Di sini, kita akan menggunakan sesuatu yang disebut Metrik Minkowski atau perbedaan Minkowski.
Diberi dua vektor dan kekuatan, p, kita pada dasarnya mengambil nilai absolut dari perbedaan
antara masing-masing komponen vektor, naikkan ke kekuatan p-th, ambil jumlah, dan
ambil rute ke-p itu. Jadi mari kita lakukan dua contoh nyata. Jika p sama dengan 1, saya hanya
mengukur jarak absolut antara setiap komponen, menjumlahkannya, dan itu milik saya
jarak. Ini disebut metrik Manhattan.
Yang Anda lihat lebih banyak, yang kita lihat terakhir kali, jika p sama dengan 2, ini Euclidean
jarak, kan? Ini adalah jumlah kuadrat dari perbedaan komponen. Ambil saja
akar pangkat dua. Ambil akar kuadrat karena membuatnya memiliki sifat tertentu dari kejauhan.
Itu jarak Euclidean. Jadi sekarang jika saya ingin mengukur perbedaan antara keduanya,
ini pertanyaannya. Apakah lingkaran ini lebih dekat ke bintang atau lebih dekat ke salib?
Sayangnya, saya meletakkan jawabannya di sini. Tapi itu berbeda, tergantung pada metrik yang saya gunakan. Kanan?
Jarak Euclidean, yah, itu kuadrat dari 2 kali 2, jadi sekitar 2,8. Dan itu tiga. Begitu
dalam hal hanya jarak standar di pesawat, kita akan mengatakan bahwa keduanya lebih dekat daripada
keduanya. Jarak Manhattan, mengapa disebut demikian? Karena Anda hanya bisa berjalan di sepanjang
jalan dan jalanan. Jarak Manhattan pada dasarnya akan mengatakan ini adalah satu, dua, tiga, empat
unit jauh. Ini satu, dua, tiga unit jauhnya.
Dan di bawah jarak Manhattan, ini lebih dekat, pasangan ini lebih dekat dari pasangan itu. Sekarang
Anda terbiasa berpikir Euclidean. Kami akan menggunakannya. Tetapi ini akan menjadi penting
ketika kita berpikir tentang bagaimana kita membandingkan jarak antara bagian-bagian yang berbeda ini. Begitu
biasanya, kami akan menggunakan Euclidean. Kita akan melihat Manhattan sebenarnya memiliki beberapa nilai. Jadi jika saya pergi
kembali ke tiga contoh saya – anak laki-laki, itu slide yang kotor, bukan? Tapi ini dia– ular berbisa,
boa constrictor, dan katak panah. Ada representasi.

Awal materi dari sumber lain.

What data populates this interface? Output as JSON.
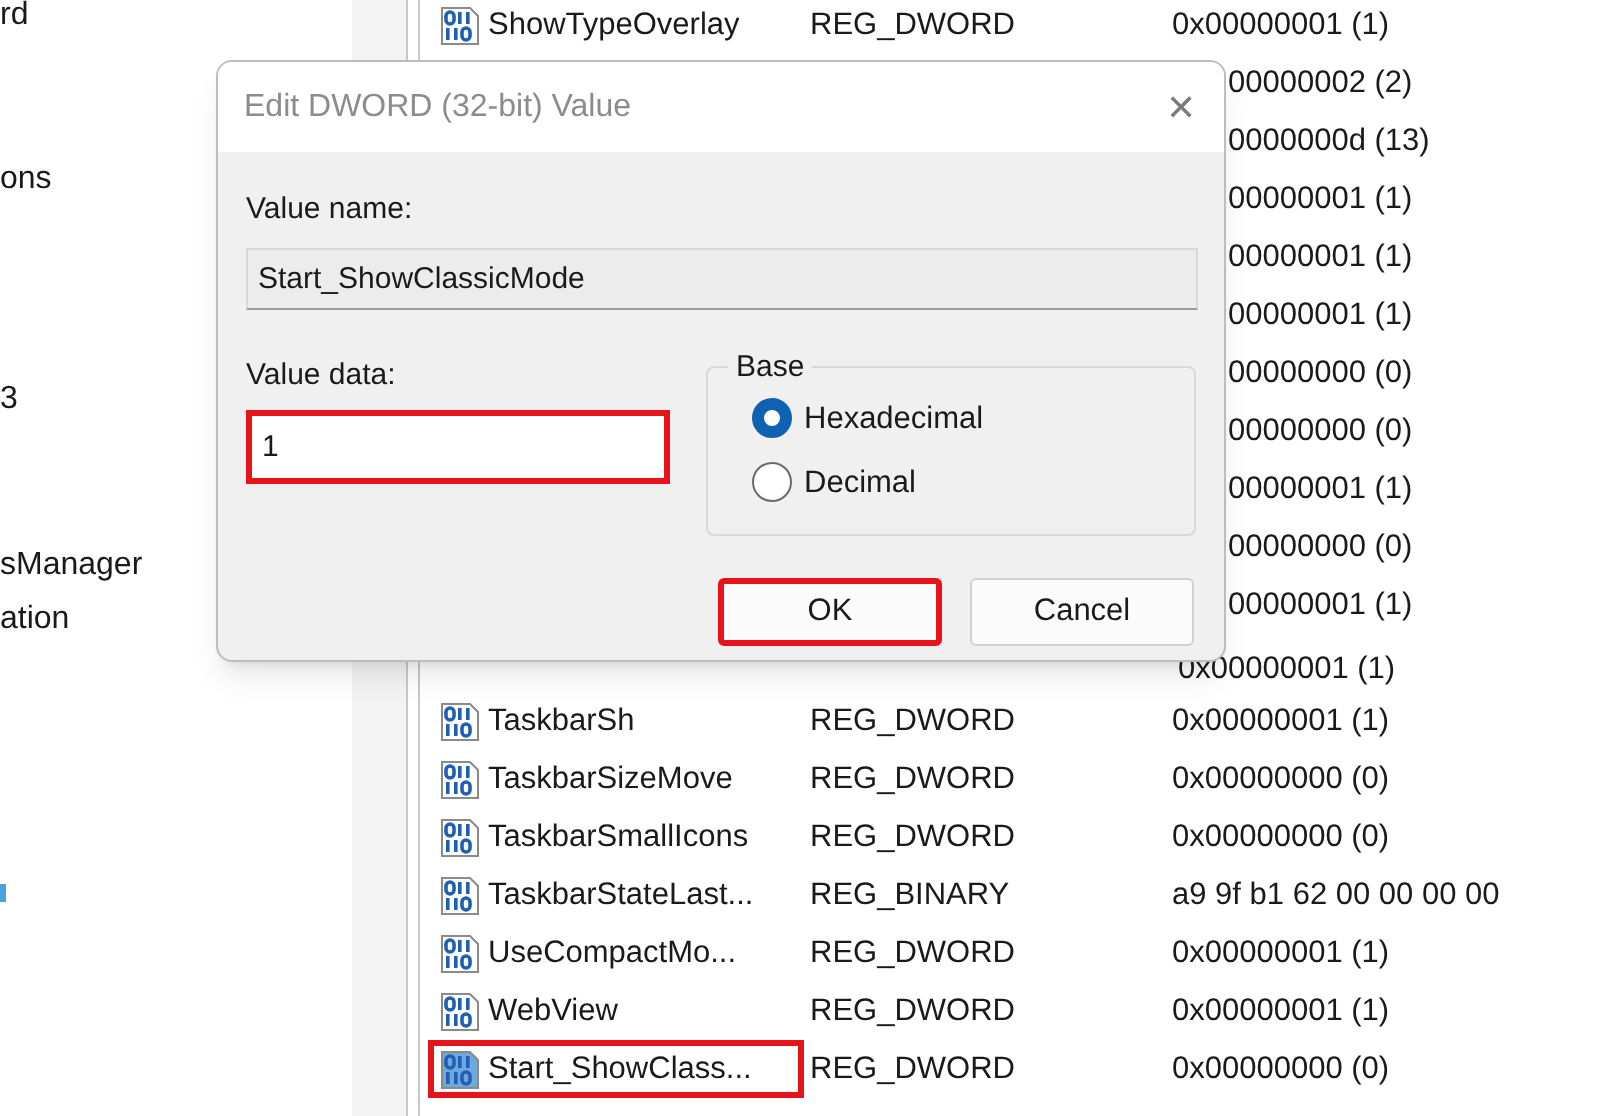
{
  "tree_items": [
    {
      "label": "rd"
    },
    {
      "label": "ons"
    },
    {
      "label": "3"
    },
    {
      "label": "sManager"
    },
    {
      "label": "ation"
    }
  ],
  "values": [
    {
      "kind": "full",
      "name": "ShowTypeOverlay",
      "type": "REG_DWORD",
      "data": "0x00000001 (1)",
      "selected": false
    },
    {
      "kind": "covered",
      "data": "00000002 (2)"
    },
    {
      "kind": "covered",
      "data": "0000000d (13)"
    },
    {
      "kind": "covered",
      "data": "00000001 (1)"
    },
    {
      "kind": "covered",
      "data": "00000001 (1)"
    },
    {
      "kind": "covered",
      "data": "00000001 (1)"
    },
    {
      "kind": "covered",
      "data": "00000000 (0)"
    },
    {
      "kind": "covered",
      "data": "00000000 (0)"
    },
    {
      "kind": "covered",
      "data": "00000001 (1)"
    },
    {
      "kind": "covered",
      "data": "00000000 (0)"
    },
    {
      "kind": "covered",
      "data": "00000001 (1)"
    },
    {
      "kind": "data_only",
      "data": "0x00000001 (1)"
    },
    {
      "kind": "full",
      "name": "TaskbarSh",
      "type": "REG_DWORD",
      "data": "0x00000001 (1)",
      "selected": false
    },
    {
      "kind": "full",
      "name": "TaskbarSizeMove",
      "type": "REG_DWORD",
      "data": "0x00000000 (0)",
      "selected": false
    },
    {
      "kind": "full",
      "name": "TaskbarSmallIcons",
      "type": "REG_DWORD",
      "data": "0x00000000 (0)",
      "selected": false
    },
    {
      "kind": "full",
      "name": "TaskbarStateLast...",
      "type": "REG_BINARY",
      "data": "a9 9f b1 62 00 00 00 00",
      "selected": false
    },
    {
      "kind": "full",
      "name": "UseCompactMo...",
      "type": "REG_DWORD",
      "data": "0x00000001 (1)",
      "selected": false
    },
    {
      "kind": "full",
      "name": "WebView",
      "type": "REG_DWORD",
      "data": "0x00000001 (1)",
      "selected": false
    },
    {
      "kind": "full",
      "name": "Start_ShowClass...",
      "type": "REG_DWORD",
      "data": "0x00000000 (0)",
      "selected": true
    }
  ],
  "dialog": {
    "title": "Edit DWORD (32-bit) Value",
    "close": "✕",
    "value_name_label": "Value name:",
    "value_name": "Start_ShowClassicMode",
    "value_data_label": "Value data:",
    "value_data": "1",
    "value_data_highlighted": true,
    "base_label": "Base",
    "bases": [
      {
        "label": "Hexadecimal",
        "selected": true
      },
      {
        "label": "Decimal",
        "selected": false
      }
    ],
    "buttons": [
      {
        "label": "OK",
        "highlighted": true
      },
      {
        "label": "Cancel",
        "highlighted": false
      }
    ]
  }
}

Saya bisa bertanya, berapa jarak di antara mereka? Dalam selebaran untuk hari ini, kami telah memberi Anda sedikit
sepotong kode yang akan melakukan itu. Dan jika saya benar-benar menjalankannya, saya mendapatkan, sebenarnya, sedikit menyenangkan
hasil. Berikut adalah jarak antara vektor-vektor tersebut menggunakan metrik Euclidean. saya akan
kembali ke mereka. Tapi Anda bisa melihat dua ular itu, baik, cukup dekat dengan masing-masing
lain. Padahal, katak panah agak jauh dari itu. Bagus kan? Itu bagus
pemisahan yang mengatakan ada perbedaan antara keduanya.
BAIK. Sekarang saya melempar buaya. Kedengarannya seperti game Dungeons & Dragons

 

Saya melempar buaya, dan saya ingin melakukan perbandingan yang sama. Dan saya tidak mendapatkan hasil yang hampir sama baiknya.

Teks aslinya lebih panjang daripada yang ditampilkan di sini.